Из всей этой речи пеон не понял ничего, кроме слова «hombre».
— Я человек, — горделиво сказал он, выпячивая грудь и поднимая свою окровавленную голову. — Да, я hombre, я — майя.
— Разве ты индеец из племени майя? — усомнился Френсис.
— Наполовину, — нехотя признался пеон. — Мой отец — тот настоящий майя. Он жил в Кордильерах, но женщины майя не нравились ему. И вот он влюбился в метиску из tierra canente. От нее родился я; но потом она ушла от отца к негру из Барбадоса, а мой отец вернулся в Кордильеры. Мне тоже, как и отцу, суждено было влюбиться в метиску из tierra caliente. Она требовала денег, а я так любил ее, что совсем потерял голову и продал себя за двести песо. С тех пор я больше не видел ни ее, ни денег. Вот уже пять лет, как я пеон. Пять лет я был рабом и получал побои, — и что же? — теперь я должен не двести, а двести пятьдесят песо.
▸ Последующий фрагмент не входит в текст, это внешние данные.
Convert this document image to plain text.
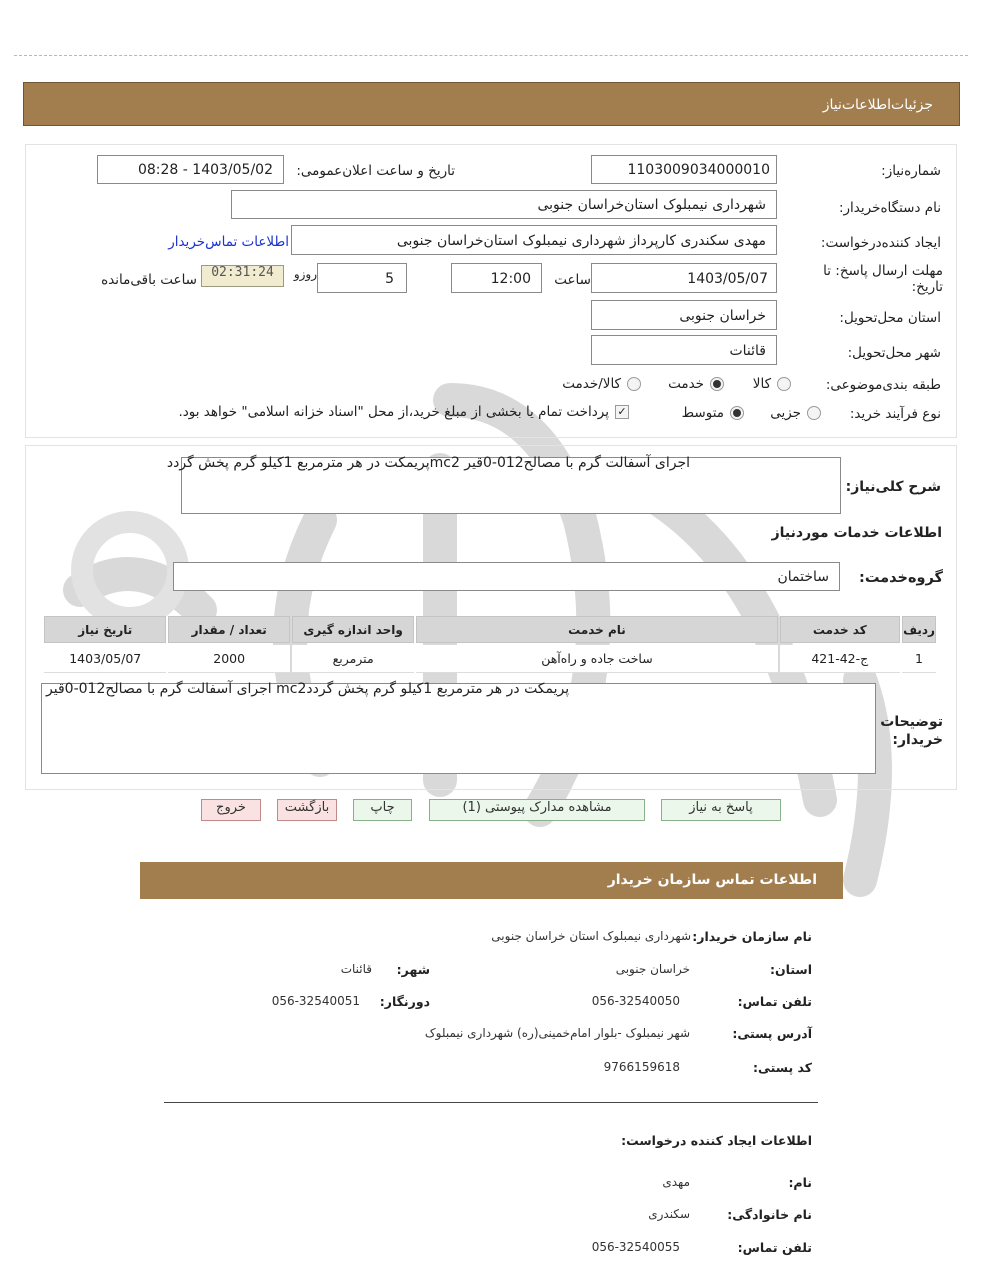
جزئیات‌اطلاعات‌نیاز
شماره‌نیاز:
1103009034000010
تاریخ و ساعت اعلان‌عمومی:
1403/05/02 - 08:28
نام دستگاه‌خریدار:
شهرداری نیمبلوک استان‌خراسان جنوبی
ایجاد کننده‌درخواست:
مهدی سکندری کارپرداز شهرداری نیمبلوک استان‌خراسان جنوبی
اطلاعات تماس‌خریدار
مهلت ارسال پاسخ: تا
تاریخ:
1403/05/07
ساعت
12:00
5
روزو
02:31:24
ساعت باقی‌مانده
استان محل‌تحویل:
خراسان جنوبی
شهر محل‌تحویل:
قائنات
طبقه بندی‌موضوعی:
کالا
خدمت
کالا/خدمت
نوع فرآیند خرید:
جزیی
متوسط
✓
پرداخت تمام یا بخشی از مبلغ خرید،از محل "اسناد خزانه اسلامی" خواهد بود.
شرح کلی‌نیاز:
اجرای آسفالت گرم با مصالح012-0قیر mc2پریمکت در هر مترمربع 1کیلو گرم پخش گردد
اطلاعات خدمات موردنیاز
گروه‌خدمت:
ساختمان
ردیف	کد خدمت	نام خدمت	واحد اندازه گیری	تعداد / مقدار	تاریخ نیاز
1	ج-42-421	ساخت جاده و راه‌آهن	مترمربع	2000	1403/05/07
توضیحات
خریدار:
پریمکت در هر مترمربع 1کیلو گرم پخش گرددmc2 اجرای آسفالت گرم با مصالح012-0قیر
پاسخ به نیاز
مشاهده مدارک پیوستی (1)
چاپ
بازگشت
خروج
اطلاعات تماس سازمان خریدار
نام سازمان خریدار:
شهرداری نیمبلوک استان خراسان جنوبی
استان:
خراسان جنوبی
شهر:
قائنات
تلفن تماس:
056-32540050
دورنگار:
056-32540051
آدرس پستی:
شهر نیمبلوک -بلوار امام‌خمینی(ره) شهرداری نیمبلوک
کد پستی:
9766159618
اطلاعات ایجاد کننده درخواست:
نام:
مهدی
نام خانوادگی:
سکندری
تلفن تماس:
056-32540055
Пока Френсис Морган и многострадальный потомок племени майя пробирались в глубь Кордильер, стремясь нагнать своих, а нефтяные поля Хучитана продолжали пылать, выбрасывая в воздух черные клубы дыма, далеко впереди, в самом сердце Кордильер, назревали события, которым суждено было свести вместе и преследуемых и преследователей: Френсиса, Генри, Леонсию, ее родных и пеона — с одной стороны, а с другой стороны — плантаторов, отряд жандармов во главе с начальником полиции и Альвареса Торреса, которому не терпелось поскорее добиться не только обещанных Риганом денег, но и руки Леонсии Солано.
В пещере сидели мужчина и женщина. Женщина-метиска была молода и очень хороша собой. Она читала вслух при свете дешевенькой керосиновой лампы, в руках у нее был переплетенный в телячью кожу том сочинений Блэкстона на испанском языке. И мужчина и женщина были босые, в холщовых рясах с капюшоном, но без рукавов. У молодой женщины капюшон был отброшен назад, и ее черные густые волосы рассыпались по плечам. А у старика капюшон был надвинут на лоб, как у монаха. Его лицо аскета, с острыми чертами, выразительное и одухотворенное, дышало силой, — такое лицо могло быть только у испанца. Такое же лицо, наверное, было у Дон Кихота. Только глаза старика были закрыты, его окружала вечная тьма слепоты. Никогда не мог бы он увидеть мельницу и пожелать сразиться с нею.
Он сидел в позе роденовского «Мыслителя» и рассеянно слушал чтение красавицы метиски. Но он вовсе не был мечтателем и не в его натуре было сражаться с мельницами, как это делал Дон Кихот. Несмотря на слепоту, закрывавшую от него мир непроницаемой пеленой, это был человек действия, и душа у него не была слепа: он безошибочно проникал в глубь вещей и явлений, равно как и в человеческие сердца, умел видеть и тайные пороки и чистые, благородные цели.
Движением руки он остановил чтицу и стал размышлять вслух о прочитанном.
— Законы, созданные людьми, — медленно, но убежденно произнес он, — сводятся в наши дни к состязанию умов. Они зиждутся не на справедливости, а на софистике. Законы создавались для блага людей, но в толковании их и применении люди пошли по ложному пути. Они приняли путь к цели за самую цель, метод действий — за конечный результат. И все же законы есть законы, они необходимы, они полезны. Но в наши дни их применяют вкривь и вкось. Судьи и адвокаты мудрствуют, состязаясь друг с другом в изворотливости ума, похваляются своей ученостью и совсем забывают об истцах и ответчиках, которые платят им и ждут от них не изворотливости и учености, а беспристрастия и справедливости.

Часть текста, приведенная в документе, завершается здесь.